M. O’Toole a dit qu’il essayait de montrer aux Canadiens qu’il pouvait « faire passer la sécurité publique en premier en maintenant les restrictions en place et en éliminant la politique de la classification ».

Les groupes pro-contrôle des armes à feu se disent également préoccupés au sujet de la promesse de M. O’Toole d’abroger le projet de loi C-71. Celui-ci a accru les vérifications des antécédents des propriétaires d’armes à feu, créé certaines exigences en matière de tenue de dossiers pour les vendeurs d’armes à feu et resserré les règles de transport des armes à feu.

Lundi, Erin O’Toole a déclaré qu’il soutenait certains éléments de cette loi, y compris les vérifications élargies des antécédents, mais qu’il était préoccupé par l’exigence de tenue de dossiers.

Fête du Travail

En ce congé de la fête du Travail, M. O’Toole en a profité pour souligner sa promesse de doubler l’Allocation canadienne pour les travailleurs s’il est élu premier ministre, la faisant passer à 2800 $ pour les individus et à 5000 $ pour les familles.

C’est ce qu’il a indiqué lors d’un point de presse tenu depuis son studio de campagne, dans un hôtel d’Ottawa, lundi.

M. O’Toole a expliqué que pour une personne gagnant entre 12 000 $ et 28 000 $, sa promesse représenterait une augmentation de salaire d’un dollar l’heure. Il a ajouté que 3,5 millions de personnes profiteraient de cette mesure, et que les montants reliés à ce crédit d’impôt remboursable seraient versés chaque trimestre.

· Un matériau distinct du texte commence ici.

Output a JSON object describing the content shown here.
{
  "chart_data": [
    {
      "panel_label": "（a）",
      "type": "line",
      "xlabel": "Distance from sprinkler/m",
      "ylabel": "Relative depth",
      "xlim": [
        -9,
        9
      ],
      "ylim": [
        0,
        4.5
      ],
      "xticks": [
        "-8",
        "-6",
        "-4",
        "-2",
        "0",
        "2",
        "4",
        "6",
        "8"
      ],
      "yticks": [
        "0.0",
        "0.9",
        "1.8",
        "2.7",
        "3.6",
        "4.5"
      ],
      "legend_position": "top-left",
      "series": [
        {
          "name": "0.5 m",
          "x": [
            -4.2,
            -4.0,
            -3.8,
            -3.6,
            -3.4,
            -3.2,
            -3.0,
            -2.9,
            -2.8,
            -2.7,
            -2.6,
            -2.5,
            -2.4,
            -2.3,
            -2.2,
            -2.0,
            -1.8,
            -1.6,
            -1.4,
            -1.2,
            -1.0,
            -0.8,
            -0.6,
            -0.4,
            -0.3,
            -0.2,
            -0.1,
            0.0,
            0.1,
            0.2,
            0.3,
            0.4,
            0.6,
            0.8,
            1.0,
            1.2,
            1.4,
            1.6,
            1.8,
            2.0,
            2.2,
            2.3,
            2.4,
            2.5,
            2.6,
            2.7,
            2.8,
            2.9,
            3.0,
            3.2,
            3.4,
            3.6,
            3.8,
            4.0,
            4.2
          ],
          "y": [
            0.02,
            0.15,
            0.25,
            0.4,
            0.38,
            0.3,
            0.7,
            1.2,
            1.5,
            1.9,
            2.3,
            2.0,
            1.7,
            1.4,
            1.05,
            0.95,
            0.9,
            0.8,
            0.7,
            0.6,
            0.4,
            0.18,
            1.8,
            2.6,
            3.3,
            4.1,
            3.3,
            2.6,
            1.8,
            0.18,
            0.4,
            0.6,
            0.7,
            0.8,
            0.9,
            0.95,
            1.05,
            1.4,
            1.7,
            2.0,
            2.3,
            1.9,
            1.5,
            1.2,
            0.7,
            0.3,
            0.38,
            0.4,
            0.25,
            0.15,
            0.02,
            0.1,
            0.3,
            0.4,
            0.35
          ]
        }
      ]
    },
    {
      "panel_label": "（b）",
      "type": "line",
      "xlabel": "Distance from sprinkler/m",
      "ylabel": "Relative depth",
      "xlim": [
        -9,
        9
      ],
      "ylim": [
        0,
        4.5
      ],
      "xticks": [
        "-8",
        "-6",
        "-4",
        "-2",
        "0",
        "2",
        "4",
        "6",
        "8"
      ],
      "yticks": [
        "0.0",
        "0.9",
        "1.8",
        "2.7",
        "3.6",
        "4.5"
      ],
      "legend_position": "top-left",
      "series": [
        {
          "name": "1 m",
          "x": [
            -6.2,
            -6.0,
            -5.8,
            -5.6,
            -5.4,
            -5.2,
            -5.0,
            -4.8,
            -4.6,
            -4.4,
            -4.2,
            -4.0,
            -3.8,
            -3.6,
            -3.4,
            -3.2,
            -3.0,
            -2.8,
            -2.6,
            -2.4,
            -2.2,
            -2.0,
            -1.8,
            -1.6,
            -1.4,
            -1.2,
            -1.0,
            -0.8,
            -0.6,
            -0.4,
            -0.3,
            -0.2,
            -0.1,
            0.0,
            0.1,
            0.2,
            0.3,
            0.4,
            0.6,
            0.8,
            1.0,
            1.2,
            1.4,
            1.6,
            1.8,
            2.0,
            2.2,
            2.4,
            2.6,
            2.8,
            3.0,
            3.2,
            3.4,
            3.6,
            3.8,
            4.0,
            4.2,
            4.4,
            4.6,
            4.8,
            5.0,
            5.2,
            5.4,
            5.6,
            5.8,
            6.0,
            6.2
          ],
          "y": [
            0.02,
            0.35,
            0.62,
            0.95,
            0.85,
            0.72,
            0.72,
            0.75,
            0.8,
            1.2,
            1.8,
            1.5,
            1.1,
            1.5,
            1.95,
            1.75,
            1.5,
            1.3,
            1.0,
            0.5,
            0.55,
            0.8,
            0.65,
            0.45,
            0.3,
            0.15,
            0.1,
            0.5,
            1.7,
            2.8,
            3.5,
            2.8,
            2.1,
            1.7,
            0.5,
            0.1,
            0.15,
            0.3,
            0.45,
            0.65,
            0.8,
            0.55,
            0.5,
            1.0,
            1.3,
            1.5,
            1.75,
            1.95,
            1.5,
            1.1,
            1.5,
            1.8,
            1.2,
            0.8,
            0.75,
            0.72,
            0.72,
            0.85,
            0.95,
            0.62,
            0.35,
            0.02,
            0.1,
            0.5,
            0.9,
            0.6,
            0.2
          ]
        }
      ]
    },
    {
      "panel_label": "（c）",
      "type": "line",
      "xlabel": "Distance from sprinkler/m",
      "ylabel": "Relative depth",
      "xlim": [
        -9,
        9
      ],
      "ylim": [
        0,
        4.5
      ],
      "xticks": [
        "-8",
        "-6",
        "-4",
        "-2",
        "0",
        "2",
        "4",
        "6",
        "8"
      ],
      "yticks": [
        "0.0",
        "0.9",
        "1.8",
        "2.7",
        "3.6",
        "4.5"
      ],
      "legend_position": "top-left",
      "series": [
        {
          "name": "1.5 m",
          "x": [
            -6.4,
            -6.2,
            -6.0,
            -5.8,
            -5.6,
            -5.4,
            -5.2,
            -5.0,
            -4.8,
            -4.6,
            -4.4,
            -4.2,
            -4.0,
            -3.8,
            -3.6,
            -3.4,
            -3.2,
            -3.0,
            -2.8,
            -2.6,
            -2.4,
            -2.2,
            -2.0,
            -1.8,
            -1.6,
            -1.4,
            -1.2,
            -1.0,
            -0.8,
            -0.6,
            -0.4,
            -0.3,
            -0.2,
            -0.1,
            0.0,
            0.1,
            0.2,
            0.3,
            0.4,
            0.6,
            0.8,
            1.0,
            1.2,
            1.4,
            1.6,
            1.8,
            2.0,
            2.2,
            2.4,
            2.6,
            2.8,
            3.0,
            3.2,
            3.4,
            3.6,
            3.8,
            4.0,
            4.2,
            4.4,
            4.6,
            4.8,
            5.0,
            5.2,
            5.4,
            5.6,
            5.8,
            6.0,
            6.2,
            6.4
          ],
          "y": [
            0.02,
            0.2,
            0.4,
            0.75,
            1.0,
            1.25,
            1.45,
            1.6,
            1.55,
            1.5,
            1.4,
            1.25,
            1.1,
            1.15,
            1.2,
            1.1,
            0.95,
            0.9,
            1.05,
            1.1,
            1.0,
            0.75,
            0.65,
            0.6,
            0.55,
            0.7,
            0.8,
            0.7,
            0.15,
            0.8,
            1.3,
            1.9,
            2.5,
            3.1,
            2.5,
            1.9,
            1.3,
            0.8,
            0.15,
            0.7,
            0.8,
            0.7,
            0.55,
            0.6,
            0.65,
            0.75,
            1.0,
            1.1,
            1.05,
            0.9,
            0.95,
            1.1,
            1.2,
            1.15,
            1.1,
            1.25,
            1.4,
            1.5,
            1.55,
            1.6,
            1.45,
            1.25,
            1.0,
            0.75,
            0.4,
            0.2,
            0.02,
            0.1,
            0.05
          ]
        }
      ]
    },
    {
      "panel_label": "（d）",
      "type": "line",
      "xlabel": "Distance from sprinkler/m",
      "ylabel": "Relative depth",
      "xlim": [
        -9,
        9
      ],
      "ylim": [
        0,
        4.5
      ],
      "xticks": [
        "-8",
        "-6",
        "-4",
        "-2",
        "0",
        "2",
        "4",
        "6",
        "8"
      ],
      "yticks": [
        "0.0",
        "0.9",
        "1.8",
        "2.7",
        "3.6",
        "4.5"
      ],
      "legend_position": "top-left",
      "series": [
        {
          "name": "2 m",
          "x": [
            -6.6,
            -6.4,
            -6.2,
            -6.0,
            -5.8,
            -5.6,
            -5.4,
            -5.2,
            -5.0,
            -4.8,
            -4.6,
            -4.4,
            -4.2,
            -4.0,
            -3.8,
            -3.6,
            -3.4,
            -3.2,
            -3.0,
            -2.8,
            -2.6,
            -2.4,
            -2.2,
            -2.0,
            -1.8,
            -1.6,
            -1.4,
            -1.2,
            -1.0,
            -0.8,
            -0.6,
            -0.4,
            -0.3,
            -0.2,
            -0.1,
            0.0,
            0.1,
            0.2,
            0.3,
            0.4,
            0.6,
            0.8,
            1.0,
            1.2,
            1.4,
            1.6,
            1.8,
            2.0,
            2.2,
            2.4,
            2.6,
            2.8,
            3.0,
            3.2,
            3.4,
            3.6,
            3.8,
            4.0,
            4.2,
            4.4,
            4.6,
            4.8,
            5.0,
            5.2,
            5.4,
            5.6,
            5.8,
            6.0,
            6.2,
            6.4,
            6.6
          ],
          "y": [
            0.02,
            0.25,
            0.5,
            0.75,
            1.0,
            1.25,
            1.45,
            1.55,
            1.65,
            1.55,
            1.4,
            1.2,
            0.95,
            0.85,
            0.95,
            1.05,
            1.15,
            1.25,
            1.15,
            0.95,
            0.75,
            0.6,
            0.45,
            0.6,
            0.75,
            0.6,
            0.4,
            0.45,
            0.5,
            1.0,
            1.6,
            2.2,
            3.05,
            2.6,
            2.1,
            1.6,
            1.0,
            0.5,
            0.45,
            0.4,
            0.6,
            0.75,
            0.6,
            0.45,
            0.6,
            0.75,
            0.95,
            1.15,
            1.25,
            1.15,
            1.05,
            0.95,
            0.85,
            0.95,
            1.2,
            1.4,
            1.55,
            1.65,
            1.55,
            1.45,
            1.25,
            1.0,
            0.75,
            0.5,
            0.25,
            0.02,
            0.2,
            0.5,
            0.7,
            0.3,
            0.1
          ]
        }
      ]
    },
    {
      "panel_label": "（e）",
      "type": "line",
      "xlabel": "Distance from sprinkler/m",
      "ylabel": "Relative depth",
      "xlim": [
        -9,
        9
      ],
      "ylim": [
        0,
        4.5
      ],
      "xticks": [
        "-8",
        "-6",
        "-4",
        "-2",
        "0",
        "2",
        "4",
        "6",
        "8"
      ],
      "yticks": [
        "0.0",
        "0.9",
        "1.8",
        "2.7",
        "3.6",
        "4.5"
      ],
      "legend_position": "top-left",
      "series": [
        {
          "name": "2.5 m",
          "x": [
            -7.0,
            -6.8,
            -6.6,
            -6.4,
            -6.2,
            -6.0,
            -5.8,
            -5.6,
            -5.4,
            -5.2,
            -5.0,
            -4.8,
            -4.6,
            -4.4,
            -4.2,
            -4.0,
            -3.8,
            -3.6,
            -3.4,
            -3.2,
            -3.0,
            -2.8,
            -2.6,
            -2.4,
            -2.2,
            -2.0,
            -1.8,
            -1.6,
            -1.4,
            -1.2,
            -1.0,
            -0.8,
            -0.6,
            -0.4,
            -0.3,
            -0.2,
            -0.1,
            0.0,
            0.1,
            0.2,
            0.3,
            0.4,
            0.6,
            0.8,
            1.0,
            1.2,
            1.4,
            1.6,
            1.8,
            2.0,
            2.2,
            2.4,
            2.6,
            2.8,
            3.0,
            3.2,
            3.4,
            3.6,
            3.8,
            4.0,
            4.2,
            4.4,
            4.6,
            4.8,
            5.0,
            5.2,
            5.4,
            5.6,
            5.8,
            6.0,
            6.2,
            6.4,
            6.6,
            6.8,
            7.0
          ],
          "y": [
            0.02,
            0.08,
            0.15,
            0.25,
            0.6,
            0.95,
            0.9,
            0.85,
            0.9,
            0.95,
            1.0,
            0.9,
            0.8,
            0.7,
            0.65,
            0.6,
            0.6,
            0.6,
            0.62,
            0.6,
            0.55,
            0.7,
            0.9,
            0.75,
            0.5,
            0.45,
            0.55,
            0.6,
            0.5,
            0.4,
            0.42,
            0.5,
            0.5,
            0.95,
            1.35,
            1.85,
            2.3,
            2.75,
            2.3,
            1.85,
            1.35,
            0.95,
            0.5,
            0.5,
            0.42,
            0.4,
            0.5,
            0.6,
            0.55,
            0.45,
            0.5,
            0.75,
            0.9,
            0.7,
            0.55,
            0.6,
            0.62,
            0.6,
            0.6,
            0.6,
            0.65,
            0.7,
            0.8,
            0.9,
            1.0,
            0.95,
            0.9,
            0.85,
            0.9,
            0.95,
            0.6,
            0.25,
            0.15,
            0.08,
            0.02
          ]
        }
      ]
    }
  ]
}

Actuellement, les travailleurs éligibles peuvent recevoir jusqu’à la moitié de crédit d’impôt en versements anticipés trimestriels.

Le chef conservateur a également annoncé qu’il doublerait les montants accordés aux personnes vivant avec un handicap, de 713 $ à 1500 $. Il a affirmé que ces allocations supplémentaires viendraient en aide aux personnes à faible revenu, dans un contexte où le coût de la vie augmente.